Cauldron’s acquisition of the River Sand leases affords the potential of low-cost sand supply to target premium seaborne export markets, and helps to fulfil part of the Company’s ongoing commitment to achieving net zero carbon footprint. This is achieved by the reduced mining, handling and truck haulage involved which invests less carbon into the product and, thus, reduces the carbon footprint of the supply of sand.

Global Sand Market

After water, sand is the most used resource globally, with 50 billion tonnes of sand and gravel being used in the world each year1. The global sand export market is non-centralised and made up of many disparate clusters of activity collectively accounting for movement of the estimated 50 billion tonnes of sand annually. To put this in context, it is more than 10 times the 4 billion tons of oil used globally every year2.

Sand is by far the largest globally mined commodity, outstripping the shipments of coal, iron ore and grain. Sand is not traded on any recognised exchange, however the United Nations estimates 40 billion tonnes of sand3 is mined globally each year. To put this in context, according to the International Energy Agency, the next largest bulk commodity, in terms of tonnage moved, is coal at about 3.5 billion tonnes in 2018.

The global sand market however lacks transparency with no central market due to localised supply/demand relationships.  This makes it difficult to publish a commodity price in the usual sense.  Potential offtake parties, however, are always on the search for good quality material and will pay the price needed to secure its sale.

The consumption of sand in the developing world is voracious. Sand, or silica dioxide (SiO2), has in terms of bulk tonnage three main uses:

  • Land reclamation and island building (largest bulk commodity use at 28 billion tonnes per annum)
  • The manufacture of concrete (12 billion tonnes per annum)
  • Specialised glass manufacture, such as that used for phone screens (cost per tonne currently exceeds USD$1000/tonne). Total usage is approx. 300Mt, or 0.3 billion tonnes, per annum globally.

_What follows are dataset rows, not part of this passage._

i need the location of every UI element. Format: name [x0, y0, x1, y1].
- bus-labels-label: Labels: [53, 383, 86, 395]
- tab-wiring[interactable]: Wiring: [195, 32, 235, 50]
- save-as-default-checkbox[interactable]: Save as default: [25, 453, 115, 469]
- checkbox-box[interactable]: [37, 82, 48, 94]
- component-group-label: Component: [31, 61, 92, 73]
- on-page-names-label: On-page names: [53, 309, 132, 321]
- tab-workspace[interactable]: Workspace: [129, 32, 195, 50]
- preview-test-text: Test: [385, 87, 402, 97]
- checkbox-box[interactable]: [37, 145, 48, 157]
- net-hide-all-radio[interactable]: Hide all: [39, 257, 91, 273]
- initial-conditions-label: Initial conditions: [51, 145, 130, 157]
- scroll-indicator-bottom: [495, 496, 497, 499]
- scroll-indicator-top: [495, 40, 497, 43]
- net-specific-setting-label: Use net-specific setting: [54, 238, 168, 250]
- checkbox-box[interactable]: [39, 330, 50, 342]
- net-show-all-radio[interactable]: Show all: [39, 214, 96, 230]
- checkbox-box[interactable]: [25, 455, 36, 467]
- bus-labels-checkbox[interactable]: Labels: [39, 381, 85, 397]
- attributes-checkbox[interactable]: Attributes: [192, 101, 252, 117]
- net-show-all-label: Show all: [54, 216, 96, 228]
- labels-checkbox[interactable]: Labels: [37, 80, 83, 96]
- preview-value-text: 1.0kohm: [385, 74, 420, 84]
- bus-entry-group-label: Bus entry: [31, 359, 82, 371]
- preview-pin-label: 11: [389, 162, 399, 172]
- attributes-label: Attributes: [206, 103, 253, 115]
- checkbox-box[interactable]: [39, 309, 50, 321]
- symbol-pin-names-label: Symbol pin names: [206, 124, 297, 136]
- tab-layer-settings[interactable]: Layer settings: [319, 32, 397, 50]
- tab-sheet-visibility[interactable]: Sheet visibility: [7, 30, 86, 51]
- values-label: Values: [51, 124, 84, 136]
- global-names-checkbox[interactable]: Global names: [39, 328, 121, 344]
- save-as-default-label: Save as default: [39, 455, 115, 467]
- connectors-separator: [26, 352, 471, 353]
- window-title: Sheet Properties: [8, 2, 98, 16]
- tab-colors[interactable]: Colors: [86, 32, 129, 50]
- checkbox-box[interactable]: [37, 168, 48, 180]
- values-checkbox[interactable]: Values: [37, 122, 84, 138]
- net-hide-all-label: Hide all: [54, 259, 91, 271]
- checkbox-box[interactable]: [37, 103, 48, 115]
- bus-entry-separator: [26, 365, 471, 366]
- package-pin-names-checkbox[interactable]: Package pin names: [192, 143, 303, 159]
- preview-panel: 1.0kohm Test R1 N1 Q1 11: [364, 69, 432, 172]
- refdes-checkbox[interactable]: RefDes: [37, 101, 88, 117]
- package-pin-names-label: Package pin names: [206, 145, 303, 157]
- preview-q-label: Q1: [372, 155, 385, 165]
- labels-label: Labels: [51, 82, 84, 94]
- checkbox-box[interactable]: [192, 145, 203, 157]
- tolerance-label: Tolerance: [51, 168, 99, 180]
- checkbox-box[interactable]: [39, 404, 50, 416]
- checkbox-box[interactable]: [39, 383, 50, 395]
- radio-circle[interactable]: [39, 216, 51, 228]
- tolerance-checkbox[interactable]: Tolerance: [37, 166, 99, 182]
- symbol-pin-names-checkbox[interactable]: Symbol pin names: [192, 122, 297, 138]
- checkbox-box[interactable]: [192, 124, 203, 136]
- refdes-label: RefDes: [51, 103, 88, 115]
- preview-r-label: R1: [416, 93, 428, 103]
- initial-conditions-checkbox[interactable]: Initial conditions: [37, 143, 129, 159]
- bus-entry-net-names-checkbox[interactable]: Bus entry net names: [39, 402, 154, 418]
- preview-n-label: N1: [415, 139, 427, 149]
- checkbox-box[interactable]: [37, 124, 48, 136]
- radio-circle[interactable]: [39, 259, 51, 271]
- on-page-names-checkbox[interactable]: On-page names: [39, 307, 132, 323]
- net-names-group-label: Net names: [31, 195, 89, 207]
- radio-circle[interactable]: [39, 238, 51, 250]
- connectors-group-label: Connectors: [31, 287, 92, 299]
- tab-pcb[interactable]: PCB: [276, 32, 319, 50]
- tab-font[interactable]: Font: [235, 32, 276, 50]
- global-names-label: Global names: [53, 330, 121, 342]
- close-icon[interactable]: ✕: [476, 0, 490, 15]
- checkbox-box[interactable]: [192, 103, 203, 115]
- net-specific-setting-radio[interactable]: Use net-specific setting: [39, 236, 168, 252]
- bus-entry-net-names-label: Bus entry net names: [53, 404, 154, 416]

The third usage represents the target area for most silica sand miners as the high value, high margin products capable of absorbing high processing and transport costs.  

Cauldron has recognised that high-quality river sand, as a bulk commodity in its own right, is distinct from desert, dune or marine sand which is found in relatively high quantities. Ideally, river sand comprises more angular particles with higher silica content, naturally sized by river action and made angular by the reduced period of erosion in river systems, as opposed to marine or desert environments. These angular particles are capable of interlocking which offers greater load bearing capacity when mixed with cement, a quality which makes river sand much sought after for construction. Recent global growth, particularly in Asia, has created a scarcity in this commodity and an associated demand-driven price rise sufficient to justify sea-borne transport.